Methyl, ethyl, trimethylsilyl, and t-butyldimethylsilyl ethers readily undergo oxidative cleavage to afford the corresponding carbonyl compounds with a catalytic amount of CAN and a molar equivalent of sodium bromate (eq 5).2 The reaction proceeds smoothly in refluxing aqueous acetonitrile. The reactivity of sodium bromate and CAN approaches that of Jones/KF (see Chromic Acid) and PDC/Me3SiCl/CH2Cl2 (see Pyridinium Dichromate) for the oxidative deprotection and oxidation of alcohols.18 The selectivity of NaBrO3/CAN for the oxidation of alcohols in the presence of silyl ethers, or the selective oxidation of primary or secondary silyl ethers, has not been extensively explored.18

A selective oxidation of a primary alcohol in the presence of a t-butyldimethylsiloxy group has been reported with sodium bromite.19

Related Reagents.

Cerium(IV) Ammonium Nitrate-Sodium Bromate.

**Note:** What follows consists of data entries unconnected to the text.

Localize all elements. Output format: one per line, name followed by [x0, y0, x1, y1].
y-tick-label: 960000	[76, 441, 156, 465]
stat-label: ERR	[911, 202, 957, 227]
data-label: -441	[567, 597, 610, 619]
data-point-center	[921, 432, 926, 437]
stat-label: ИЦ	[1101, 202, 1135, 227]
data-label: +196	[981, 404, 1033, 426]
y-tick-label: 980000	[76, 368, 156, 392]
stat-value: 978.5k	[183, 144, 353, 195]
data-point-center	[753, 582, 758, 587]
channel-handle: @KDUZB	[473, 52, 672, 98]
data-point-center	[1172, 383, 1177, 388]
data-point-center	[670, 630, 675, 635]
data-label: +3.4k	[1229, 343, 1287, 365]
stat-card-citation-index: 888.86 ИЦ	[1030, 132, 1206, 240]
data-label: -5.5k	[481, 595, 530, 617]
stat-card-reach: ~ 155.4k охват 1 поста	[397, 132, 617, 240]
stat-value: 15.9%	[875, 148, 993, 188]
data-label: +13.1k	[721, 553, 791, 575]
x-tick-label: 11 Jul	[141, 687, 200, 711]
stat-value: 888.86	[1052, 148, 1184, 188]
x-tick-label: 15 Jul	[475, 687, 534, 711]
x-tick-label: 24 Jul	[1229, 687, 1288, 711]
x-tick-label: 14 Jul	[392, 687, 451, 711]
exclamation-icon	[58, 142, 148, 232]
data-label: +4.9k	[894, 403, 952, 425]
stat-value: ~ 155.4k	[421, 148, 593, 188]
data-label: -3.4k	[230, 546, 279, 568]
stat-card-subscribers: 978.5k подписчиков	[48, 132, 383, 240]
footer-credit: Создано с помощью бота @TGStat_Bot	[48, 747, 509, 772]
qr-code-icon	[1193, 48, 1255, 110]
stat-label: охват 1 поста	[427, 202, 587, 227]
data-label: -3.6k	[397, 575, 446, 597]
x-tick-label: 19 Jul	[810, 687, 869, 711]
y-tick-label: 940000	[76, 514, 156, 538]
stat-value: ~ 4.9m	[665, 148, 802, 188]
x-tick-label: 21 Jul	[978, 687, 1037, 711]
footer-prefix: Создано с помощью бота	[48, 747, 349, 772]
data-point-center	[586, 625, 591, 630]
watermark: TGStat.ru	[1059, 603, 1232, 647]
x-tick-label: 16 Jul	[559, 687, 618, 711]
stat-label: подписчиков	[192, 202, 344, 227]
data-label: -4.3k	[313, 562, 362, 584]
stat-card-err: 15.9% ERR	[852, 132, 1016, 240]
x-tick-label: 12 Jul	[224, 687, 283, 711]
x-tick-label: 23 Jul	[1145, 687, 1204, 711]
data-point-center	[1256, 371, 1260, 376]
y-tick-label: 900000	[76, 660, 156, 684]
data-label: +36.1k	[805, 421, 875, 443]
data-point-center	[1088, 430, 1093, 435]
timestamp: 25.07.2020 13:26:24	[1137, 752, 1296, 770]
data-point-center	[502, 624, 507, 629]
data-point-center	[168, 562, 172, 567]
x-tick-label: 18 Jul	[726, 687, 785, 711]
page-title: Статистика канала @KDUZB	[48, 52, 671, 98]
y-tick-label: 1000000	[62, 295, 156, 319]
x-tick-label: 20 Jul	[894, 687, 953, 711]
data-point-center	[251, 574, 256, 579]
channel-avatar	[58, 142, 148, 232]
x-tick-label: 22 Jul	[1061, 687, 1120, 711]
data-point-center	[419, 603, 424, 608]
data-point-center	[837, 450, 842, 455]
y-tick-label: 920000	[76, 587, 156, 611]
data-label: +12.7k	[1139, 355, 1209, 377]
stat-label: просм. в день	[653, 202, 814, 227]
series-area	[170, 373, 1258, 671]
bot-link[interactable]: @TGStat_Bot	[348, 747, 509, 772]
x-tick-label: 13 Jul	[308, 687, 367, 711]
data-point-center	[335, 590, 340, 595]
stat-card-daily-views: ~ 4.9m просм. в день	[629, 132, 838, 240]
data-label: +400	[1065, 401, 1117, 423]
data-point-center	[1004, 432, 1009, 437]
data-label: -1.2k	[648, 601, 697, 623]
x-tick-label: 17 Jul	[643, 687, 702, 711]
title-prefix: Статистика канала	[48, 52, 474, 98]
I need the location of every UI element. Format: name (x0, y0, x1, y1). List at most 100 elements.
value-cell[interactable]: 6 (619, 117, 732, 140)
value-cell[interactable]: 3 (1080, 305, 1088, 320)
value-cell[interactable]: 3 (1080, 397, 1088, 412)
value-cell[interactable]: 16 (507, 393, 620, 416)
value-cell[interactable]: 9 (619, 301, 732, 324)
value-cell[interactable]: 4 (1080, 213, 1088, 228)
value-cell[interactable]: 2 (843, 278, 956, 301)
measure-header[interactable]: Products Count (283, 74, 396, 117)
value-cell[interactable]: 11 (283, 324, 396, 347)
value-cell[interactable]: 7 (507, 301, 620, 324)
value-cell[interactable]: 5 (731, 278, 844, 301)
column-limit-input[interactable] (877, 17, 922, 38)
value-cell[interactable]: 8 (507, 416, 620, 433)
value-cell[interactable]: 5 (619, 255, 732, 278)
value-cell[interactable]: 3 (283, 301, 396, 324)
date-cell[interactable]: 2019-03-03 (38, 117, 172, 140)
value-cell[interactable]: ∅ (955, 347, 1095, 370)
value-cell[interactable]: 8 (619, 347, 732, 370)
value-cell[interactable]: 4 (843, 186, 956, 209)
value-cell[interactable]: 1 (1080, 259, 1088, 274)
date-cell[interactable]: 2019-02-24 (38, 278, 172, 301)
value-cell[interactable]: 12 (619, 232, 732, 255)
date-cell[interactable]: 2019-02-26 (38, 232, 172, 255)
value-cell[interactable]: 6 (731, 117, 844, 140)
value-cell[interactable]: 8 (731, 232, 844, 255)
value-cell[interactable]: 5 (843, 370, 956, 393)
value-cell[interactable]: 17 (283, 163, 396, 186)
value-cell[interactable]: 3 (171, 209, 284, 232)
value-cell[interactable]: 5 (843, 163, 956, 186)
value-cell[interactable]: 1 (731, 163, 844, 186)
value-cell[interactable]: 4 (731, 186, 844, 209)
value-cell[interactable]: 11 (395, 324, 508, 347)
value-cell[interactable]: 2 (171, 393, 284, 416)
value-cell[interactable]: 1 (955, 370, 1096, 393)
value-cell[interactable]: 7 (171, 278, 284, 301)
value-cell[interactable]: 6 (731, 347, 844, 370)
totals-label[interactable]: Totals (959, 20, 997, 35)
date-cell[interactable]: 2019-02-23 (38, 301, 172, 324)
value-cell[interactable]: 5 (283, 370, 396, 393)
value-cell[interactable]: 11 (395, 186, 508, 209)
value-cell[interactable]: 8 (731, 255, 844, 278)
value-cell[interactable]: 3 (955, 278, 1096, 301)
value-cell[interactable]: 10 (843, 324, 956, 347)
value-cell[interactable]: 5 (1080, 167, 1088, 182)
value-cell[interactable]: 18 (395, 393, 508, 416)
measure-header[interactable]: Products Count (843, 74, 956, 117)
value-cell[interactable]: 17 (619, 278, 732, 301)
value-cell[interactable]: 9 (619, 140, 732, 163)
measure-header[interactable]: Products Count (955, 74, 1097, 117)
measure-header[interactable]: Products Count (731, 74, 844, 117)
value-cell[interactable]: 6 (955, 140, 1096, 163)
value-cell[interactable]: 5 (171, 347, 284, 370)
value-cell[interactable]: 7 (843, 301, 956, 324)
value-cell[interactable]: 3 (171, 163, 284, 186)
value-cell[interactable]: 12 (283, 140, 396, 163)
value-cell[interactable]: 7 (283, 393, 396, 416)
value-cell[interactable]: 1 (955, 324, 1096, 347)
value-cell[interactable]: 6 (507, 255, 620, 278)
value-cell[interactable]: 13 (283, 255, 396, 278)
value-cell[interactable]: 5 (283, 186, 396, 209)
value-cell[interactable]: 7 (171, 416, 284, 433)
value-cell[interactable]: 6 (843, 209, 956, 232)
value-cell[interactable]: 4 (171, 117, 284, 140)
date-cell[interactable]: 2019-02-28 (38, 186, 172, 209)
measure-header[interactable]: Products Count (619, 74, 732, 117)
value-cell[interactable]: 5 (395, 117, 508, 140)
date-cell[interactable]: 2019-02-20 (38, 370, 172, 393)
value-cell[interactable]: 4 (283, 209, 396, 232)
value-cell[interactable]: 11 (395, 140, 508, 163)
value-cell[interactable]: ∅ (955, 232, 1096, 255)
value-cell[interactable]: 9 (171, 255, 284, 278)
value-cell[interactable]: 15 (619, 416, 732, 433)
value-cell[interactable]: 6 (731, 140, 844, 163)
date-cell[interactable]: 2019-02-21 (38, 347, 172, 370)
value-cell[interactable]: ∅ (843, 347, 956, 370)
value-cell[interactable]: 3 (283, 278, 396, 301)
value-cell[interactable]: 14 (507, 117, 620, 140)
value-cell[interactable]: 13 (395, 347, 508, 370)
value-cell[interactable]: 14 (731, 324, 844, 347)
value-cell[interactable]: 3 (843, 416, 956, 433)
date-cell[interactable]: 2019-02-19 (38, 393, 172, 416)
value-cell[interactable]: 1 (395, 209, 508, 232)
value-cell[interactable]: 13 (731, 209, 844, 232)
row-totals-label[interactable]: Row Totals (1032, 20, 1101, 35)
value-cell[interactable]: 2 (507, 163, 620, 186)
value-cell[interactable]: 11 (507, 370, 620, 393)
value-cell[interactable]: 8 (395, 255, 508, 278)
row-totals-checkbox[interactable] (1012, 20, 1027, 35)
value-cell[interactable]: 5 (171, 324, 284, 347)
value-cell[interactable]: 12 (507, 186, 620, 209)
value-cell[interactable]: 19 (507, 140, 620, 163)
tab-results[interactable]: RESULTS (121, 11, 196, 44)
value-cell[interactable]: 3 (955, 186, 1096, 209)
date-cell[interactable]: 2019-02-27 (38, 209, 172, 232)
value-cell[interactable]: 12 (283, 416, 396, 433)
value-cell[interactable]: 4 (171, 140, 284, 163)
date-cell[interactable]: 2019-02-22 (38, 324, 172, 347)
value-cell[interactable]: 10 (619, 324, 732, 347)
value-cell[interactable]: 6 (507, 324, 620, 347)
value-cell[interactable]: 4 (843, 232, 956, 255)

1. (a) Kanemoto, S.; Tomioka, H.; Oshima, K.; Nozaki, H. BCJ 1986, 59, 105. (b) Tomioka, H.; Oshima, K.; Nozaki, H. TL 1982, 23, 539.
2. Olah, G. A.; Gupta, B. G. B.; Fung, A. P. S 1980, 897.
3. Ho, T.-L. S 1978, 936.
4. Kanemoto, S.; Saimoto, H.; Oshima, K.; Nozaki, H. TL 1984, 25, 3317.
5. Molander, G. A. CRV 1992, 92, 29.
6. Kageyama, T.; Ueno, Y.; Okawara, M. S 1983, 815.
7. Bartlett, P. D.; Cohen, S. G.; Cotman, J. D., Jr.; Kornblum, N.; Landry, J. R.; Lewis, E. S. JACS 1950, 72, 1003.
8. Morey, J.; Saa, J. M. T 1993, 49, 105.
9. Ho, T.-L. SC 1979, 9, 237.
10. (a) Drabowicz, J.; Mikolajczyk, M. OPP 1982, 14, 45. (b) Madesclaire, M. T 1986, 42, 5459.
11. Koenig, N. H.; Swern, D. JACS 1957, 79, 4235.
12. Adak, M. M.; Ganerjee, G. C.; Banerjee, A. JIC 1985, 62, 224.
13. Ho, T.-L.; Wong, C. M.; S 1972, 561.
14. Tamami, B.; Iranpoor, N.; Karimi Zarchi, M. A. Polymer 1993, 34, 2011.
15. McBride, W. R.; Kruse, H. W. JACS 1957, 79, 572.
16. Banerjee, A.; Banerjee, S.; Samaddar, H. JIC 1979, 56, 988.
17. Pfister, J. R. S 1990, 689.
18. Muzart, J. S 1993, 11.
19. Saito, S.; Hara, T.; Naka, K.; Hayashi, T.; Moriwake, T. SL 1992, 241.